Treatment response measure by:

Answer 79

1. loss of HBeAg
2. development of HBeAb and
3. cessation of viral replication in HBeAg positive patients or
4. viral suppression in HBeAg negative patients

Question 80

Hepatitis C is a ____ disease based on genotype

Answer 80

Curable in up to 82% of patients with treatment

Question 81

Hepatitis C predictors of poor response to treatment:

Answer 81

Cirrhosis
Male
Advanced age
HIV
HCV genotype 1 or 4

Question 82

Chronic Hep C diagnosis

Answer 82

Screening: HCV Ab (hepatitis C antibody)

> 90% sensitivity
Confirm with HCV RNA (also used to determine more acute infection when HCV Ab negative early on; also used to assess Rx response)

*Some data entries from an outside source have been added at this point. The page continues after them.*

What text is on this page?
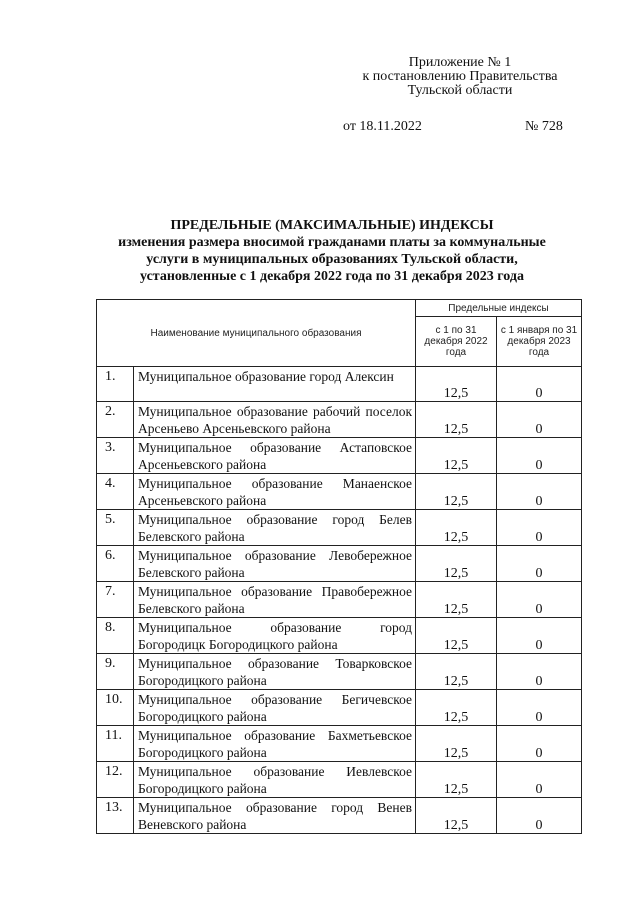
Приложение № 1
к постановлению Правительства
Тульской области
от 18.11.2022	№ 728
ПРЕДЕЛЬНЫЕ (МАКСИМАЛЬНЫЕ) ИНДЕКСЫ
изменения размера вносимой гражданами платы за коммунальные
услуги в муниципальных образованиях Тульской области,
установленные с 1 декабря 2022 года по 31 декабря 2023 года
Наименование муниципального образования		Предельные индексы	
		с 1 по 31 декабря 2022 года	с 1 января по 31 декабря 2023 года
1.	Муниципальное образование город Алексин	12,5	0
2.	Муниципальное образование рабочий поселок Арсеньево Арсеньевского района	12,5	0
3.	Муниципальное образование Астаповское Арсеньевского района	12,5	0
4.	Муниципальное образование Манаенское Арсеньевского района	12,5	0
5.	Муниципальное образование город Белев Белевского района	12,5	0
6.	Муниципальное образование Левобережное Белевского района	12,5	0
7.	Муниципальное образование Правобережное Белевского района	12,5	0
8.	Муниципальное образование город Богородицк Богородицкого района	12,5	0
9.	Муниципальное образование Товарковское Богородицкого района	12,5	0
10.	Муниципальное образование Бегичевское Богородицкого района	12,5	0
11.	Муниципальное образование Бахметьевское Богородицкого района	12,5	0
12.	Муниципальное образование Иевлевское Богородицкого района	12,5	0
13.	Муниципальное образование город Венев Веневского района	12,5	0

HCV RNA genotype/subtype (and HCV viral load) help predict response to treatment

Question 83

Hep C treatment goals

Answer 83

HCV RNA eradication (cure)

sustained virologic response (SVR), defined as an undetectable RNA level 12 weeks following the completion of treatment.

Question 84

Hep C treatment

Answer 84

Refer!
Antiviral therapy of HCV has been rapidly evolving
Choice of medication depends on patient factors and genotype. Genotype 1 most common in US.

Direct-acting antivirals (DAAs)
Interferon alfaq

Question 85

Chronic Hepatitis D

Answer 85

Occurs only in presence of chronic HBV

Limited therapy options with limited efficacy.